Mendirikan Shalat Dhuha
Sesuai dengan
judul di atas. Tulisan saya kali ini akan membahas perihal Shalat Dhuha. Shalat
sunnah yang mungkin sudah sering di dengar oleh kalangan muslimin, akan tetapi
tidak jarang dilalaikan.
***
Jika ada alasan yang membuat Shalat Dhuha
ditinggalkan, maka alasan berikut bisa sedikit menjelaskan. Pertama, waktu Dhuha adalah waktu ketika
orang mulai disibukkan dengan kesibukan dunia. Yang menuntut ilmu, disibukkan
dengan kegiatan pendidikannya. Sedangkan yang berjuang mengais rezeki,
disibukkan dengan perkara kelangsungan asap dapurnya. Maka tidak jarang
perputaran waktu yang begitu cepat membuat seseorang melalaikan Shalat Dhuha. Kedua, sekalipun sering disebut, tidak
jarang banyak diantara muslimin yang tidak mengetahui betapa Shalat Dhuha
mempunyai keutamaan-keutamaan yang menjadikannya amat spesial. Maka melalui tulisan singkat ini, semoga
dapat membuat saya dan siapapun yang membacanya lebih semangat untuk
menghidupkan waktu dhuha dengan amalan yang mulia di sisi Allah Azza wa Jalla.
***
Dhuha secara etimologis dapat diartikan
waktu matahari sepenggalah naik. Dalam beberapa buku yang saya baca, waktu
sepenggalah naik merupakan waktu ketika matahari sudah bergeser naik tujuh
hasta dari terbitnya. Sederhananya, dalam bilangan jam, waktu sepenggalah naik
berkisar antara pukul 7 pagi. Lantas, apa pentingnya waktu dhuha bagi seorang
muslim? Jawabnya dapat kita lacak dari sumber dari segala sumber hukum bagi
seorang muslim , yakni Qur’an dan Sunnah.
Kata Dhuha dapat
kita temui dalam 2 surat yang terdapat
di Juz 30. Di surat Ad Dhuha, Allah berfirman : “Demi waktu Dhuha (waktu
sepenggalah naik), (QS.93 :1)”. Kemudian di surat As Syams: “Demi Matahari di
waktu pagi hari (Dhuha), (QS 91 : 1). Dua ayat tadi menunjukkan kekhususan waktu
dhuha. Jika Allah sampai bersumpah dengan firmannya, tentu ada yang menjadikan
waktu dhuha mempunyai keutamaan dibandingkan waktu yang lain. Lebih lanjutnya,
mari kita bahas satu per satu perihal Shalat Dhuha.
Kita mulai
dengan dasar pelaksanaan ibadah (dalil). Dalam perkara ibadah, dalil berada di
tempat paling utama. Tanpa ada dasar yang kuat, sebuah perbuatan yang kita kira
bernilai ibadah, bisa saja jatuh pada perbuatan bid’ah (amalan yang tidak
diajarkan oleh Rasulullah Saw). Sebagai seorang muslim, sudah selayaknya
menyandarkan diri pada sebuah dalil yang kuat dalam beribadah. Terkait dengan
Shalat Dhuha, berikut saya sarikan dalil-dalil berkaitan dengan Shalat Dhuha :
Jumlah
rakaat sholat dhuha itu adalah 2, 4, atau 8 rakaat dengan sekali salam saja.
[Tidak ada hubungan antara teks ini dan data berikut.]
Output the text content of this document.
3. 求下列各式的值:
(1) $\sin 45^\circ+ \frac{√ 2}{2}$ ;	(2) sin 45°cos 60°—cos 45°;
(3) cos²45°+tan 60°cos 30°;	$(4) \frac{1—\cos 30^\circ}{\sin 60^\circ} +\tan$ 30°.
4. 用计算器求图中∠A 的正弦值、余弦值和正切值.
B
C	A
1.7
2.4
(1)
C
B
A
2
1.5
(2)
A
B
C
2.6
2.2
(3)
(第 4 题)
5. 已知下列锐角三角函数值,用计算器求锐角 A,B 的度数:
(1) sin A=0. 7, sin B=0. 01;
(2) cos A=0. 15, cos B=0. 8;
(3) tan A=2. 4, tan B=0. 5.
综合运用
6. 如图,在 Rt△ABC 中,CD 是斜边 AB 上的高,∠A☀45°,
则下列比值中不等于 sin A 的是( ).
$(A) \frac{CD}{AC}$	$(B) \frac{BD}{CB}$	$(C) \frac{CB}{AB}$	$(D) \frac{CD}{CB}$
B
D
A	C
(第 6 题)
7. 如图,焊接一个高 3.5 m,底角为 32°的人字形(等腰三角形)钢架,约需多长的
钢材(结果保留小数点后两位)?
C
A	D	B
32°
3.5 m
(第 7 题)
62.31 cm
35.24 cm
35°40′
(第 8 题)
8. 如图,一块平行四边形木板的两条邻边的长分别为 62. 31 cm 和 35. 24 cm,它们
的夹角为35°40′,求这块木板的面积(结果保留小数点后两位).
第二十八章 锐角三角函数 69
Hal ini sesuai dengan dalil-dalil berikut ini:
Abu hurairoh
r.a. berkata, “Kekasihku (Nabi SAW) telah mewasiatkan aku dengan 3 perkara;
shaum 3 hari setiap bulan, dua rakaat dhuha, dan witir sebelum saya tidur”.
(Shahih al-bukhari)
Ditanyakan
kepada ‘Aisyah, “Apakah rasulullah SAW mengerjakan sholat dhuha?” Beliau
menjawab, “Ya, beliau sholat 4 rakaat dan melebihkannya sekehendaknya.” (Shahih
Muslim, Sunan Ibnu Majah, Musnad Ahmad Ibnu Hanbal)
Dari hadits
‘Aisyah tersebut ada juga pendapat yang mengatakan sholat dhuha itu minimal 2
rakaat namun bisa ditambah sekehendaknya dengan kelipatan 2 rakaat dengan cara
tiap 2 rakaat salam. Wallohu ‘alam…
Ummu Hani’ r.a.
berkata, “Rasulullah berdiri untuk mandi; maka Fatimah menghalanginya, lalu
beliau mengambil pakaiannya kemudian berselimut dengan pakaian itu, lalu sholat
8 rakaat shalat sunnat dhuha.” (Shahih Muslim, Musnad Al-Harits)
Lantas apa yang
menjadikan Shalat Dhuha sebagai amalan spesial? Maka simaklah beberapa keutamaan
/ Fadhilah sholat dhuha:
- Pahalanya dinilai seperti mengerjakan ibadah umroh
“Dari Abu Umamah
r.a. bahwa Rasulullah Saw. bersabda, ‘Barangsiapa yang keluar dari rumahnya
dalam keadaan bersuci untuk melaksanakan shalat wajib, maka pahalanya seperti
seorang yang melaksanakan haji. Barangsiapa yang keluar untuk melaksanakan
shalat Dhuha, maka pahalanya seperti orang yang melaksanakan umrah.’” (Shahih
Al-Targhib: 673).
- Allah akan mencukupi kebutuhan kita
Rasulullah
menyampaikan hadits qudsi (hadits yang merupakan firman Allah swt namun
redaksinya dari Nabi saw) bahwa dengan shalat dhuha, Allah SWT akan menjamin
kebutuhan orang yang melaksanakannya. Dari Nuaim bin Himan al-Ghothofani, dari
Rasulullah saw , dari Tuhannya berfirman, “Hai anak Adam, shalatlah untuk-Ku
empat rakaat di permulaan siang, maka akan Aku cukupkan engkau di
penghujungnya”.
- Dihitung sebagai amalan sedekah
Rasulullah saw
bersabda, “Setiap pagi setiap tulang (persendian) dari kalian akan dihitung
sedekah, oleh karena itu setiap tasbih adalah sedekah, setiap tahmid adalah
sedekah, setiap tahlil adalah sedekah, setiap takbir adalah sedekah, amar
ma’ruf (memerintah kebaikan) adalah sedekah, nahi munkar (mencegah kemungkaran)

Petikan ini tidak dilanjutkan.